During my circuit design I came across unusual circuit as shown below:
At first glance this looks trivial however if you tinker a bit with it you will find voltmeter readings that are hard to explain. So for the circuit as it stands above all seems to be clear, capacitor slowly charges to 3V through voltmeter huge 10MOhm resistor. After it reaches steady-state it has equal number of charges on each plate but with opposite sign. Now let's unplug this capacitor and plug it back inversely so the previously negatively charged plate is on battery + side. What happens is voltmeter now shows +6V and slowly discharges to 1.5V. Here is the list of my questions:
If you apply KVL to the newly created circuit it make sense.

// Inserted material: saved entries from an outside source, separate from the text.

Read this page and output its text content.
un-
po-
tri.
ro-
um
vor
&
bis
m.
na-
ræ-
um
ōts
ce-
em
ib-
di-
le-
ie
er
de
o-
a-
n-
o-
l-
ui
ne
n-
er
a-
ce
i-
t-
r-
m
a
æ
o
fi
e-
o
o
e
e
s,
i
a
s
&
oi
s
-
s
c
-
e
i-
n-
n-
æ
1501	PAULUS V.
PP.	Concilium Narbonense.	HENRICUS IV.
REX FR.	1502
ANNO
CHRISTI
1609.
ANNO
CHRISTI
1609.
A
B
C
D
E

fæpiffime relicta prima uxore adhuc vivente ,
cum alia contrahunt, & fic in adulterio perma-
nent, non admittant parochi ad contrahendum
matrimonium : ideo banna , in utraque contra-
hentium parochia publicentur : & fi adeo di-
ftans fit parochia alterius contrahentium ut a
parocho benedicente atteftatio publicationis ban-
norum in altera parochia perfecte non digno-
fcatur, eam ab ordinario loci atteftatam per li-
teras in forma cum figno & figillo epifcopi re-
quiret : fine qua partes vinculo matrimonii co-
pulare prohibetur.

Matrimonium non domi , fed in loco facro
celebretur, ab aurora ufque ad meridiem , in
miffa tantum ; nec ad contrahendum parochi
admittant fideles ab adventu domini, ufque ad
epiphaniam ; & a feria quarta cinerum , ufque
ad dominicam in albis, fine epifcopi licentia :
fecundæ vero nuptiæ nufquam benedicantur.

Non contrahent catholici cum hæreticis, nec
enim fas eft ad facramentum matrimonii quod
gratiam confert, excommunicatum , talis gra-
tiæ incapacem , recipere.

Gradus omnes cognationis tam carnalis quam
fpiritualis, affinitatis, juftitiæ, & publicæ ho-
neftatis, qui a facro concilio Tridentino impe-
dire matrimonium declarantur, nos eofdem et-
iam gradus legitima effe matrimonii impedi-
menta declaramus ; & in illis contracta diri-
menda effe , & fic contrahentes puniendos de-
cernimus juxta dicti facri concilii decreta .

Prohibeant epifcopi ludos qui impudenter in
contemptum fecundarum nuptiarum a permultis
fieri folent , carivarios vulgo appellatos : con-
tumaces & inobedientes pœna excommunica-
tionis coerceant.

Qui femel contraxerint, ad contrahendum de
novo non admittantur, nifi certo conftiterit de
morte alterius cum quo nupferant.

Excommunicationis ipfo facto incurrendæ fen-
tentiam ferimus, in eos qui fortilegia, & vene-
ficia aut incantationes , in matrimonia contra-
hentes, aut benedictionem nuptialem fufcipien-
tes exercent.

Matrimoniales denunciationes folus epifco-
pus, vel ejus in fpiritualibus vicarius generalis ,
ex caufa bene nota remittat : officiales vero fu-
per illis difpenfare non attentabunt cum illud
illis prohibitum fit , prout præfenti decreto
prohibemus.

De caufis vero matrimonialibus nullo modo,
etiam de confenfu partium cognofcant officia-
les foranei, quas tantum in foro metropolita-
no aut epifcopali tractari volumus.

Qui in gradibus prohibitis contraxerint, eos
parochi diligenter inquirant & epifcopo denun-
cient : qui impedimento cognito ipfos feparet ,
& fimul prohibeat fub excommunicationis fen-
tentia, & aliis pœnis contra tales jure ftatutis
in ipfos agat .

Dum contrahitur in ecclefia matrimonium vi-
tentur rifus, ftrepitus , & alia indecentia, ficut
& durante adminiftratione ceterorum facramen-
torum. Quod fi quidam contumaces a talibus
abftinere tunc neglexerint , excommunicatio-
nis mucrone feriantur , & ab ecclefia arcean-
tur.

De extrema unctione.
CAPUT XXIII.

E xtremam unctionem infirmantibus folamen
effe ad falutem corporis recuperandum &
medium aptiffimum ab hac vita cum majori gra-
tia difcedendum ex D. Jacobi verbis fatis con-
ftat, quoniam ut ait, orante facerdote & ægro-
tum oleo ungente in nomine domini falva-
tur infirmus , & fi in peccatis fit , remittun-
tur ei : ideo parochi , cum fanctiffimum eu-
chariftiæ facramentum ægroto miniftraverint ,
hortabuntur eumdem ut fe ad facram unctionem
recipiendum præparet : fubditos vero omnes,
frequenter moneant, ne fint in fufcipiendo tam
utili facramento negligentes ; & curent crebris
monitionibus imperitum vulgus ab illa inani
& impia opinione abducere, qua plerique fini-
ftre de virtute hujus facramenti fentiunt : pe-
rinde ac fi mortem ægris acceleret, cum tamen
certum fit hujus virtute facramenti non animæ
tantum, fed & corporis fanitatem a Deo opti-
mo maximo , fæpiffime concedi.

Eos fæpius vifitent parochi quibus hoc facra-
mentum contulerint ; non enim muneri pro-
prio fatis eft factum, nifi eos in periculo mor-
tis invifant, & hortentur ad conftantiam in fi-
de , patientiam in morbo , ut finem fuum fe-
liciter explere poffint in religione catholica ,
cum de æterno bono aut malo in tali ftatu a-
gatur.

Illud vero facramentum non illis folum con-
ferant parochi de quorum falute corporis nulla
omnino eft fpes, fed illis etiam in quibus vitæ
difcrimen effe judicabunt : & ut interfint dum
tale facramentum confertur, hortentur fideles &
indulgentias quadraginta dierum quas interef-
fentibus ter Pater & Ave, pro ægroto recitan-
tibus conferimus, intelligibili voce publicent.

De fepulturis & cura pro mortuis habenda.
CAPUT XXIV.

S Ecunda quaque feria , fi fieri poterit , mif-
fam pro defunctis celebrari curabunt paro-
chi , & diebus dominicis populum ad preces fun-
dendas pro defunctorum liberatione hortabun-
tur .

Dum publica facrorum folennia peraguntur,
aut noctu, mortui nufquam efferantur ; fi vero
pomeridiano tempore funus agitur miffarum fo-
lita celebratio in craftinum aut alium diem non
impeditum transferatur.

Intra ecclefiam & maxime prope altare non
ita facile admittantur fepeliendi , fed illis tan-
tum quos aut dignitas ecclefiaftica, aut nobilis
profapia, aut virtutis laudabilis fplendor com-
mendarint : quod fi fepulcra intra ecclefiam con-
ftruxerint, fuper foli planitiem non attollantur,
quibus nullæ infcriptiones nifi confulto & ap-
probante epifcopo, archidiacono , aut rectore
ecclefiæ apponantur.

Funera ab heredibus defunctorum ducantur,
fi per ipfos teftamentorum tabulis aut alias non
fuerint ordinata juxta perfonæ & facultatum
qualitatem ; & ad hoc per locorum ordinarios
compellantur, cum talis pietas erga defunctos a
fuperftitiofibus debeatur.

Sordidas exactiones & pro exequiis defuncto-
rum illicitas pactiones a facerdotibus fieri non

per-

We have: $$ -3 - 3 + Vu1 = 0 $$ $$ Vu1 = 6V $$ But let's think of it in terms of capacitor charges. What we did is we connected negatively charge plate to positive terman of the battery. So I would rather expect it to quickly (because o the absence of any resistance) disolve alll nagative charge and gain positive ones therefore lowering capacitor pottential to 0 - since second plate slowly (due to 10Mohm resistor of voltmeter) discharges its positiive charge. So we have a situation in which right after the flip one side is +Q and other also has +Q so capacitor net potetnial shall be 0 in my opinion. Where is the mistake in my understanding?
Second thing is, why it stops at 1.5V. For this is have no explanation.
PS: All I am describing is real circuit, the schematic may suggest I simulate it but this is not the case.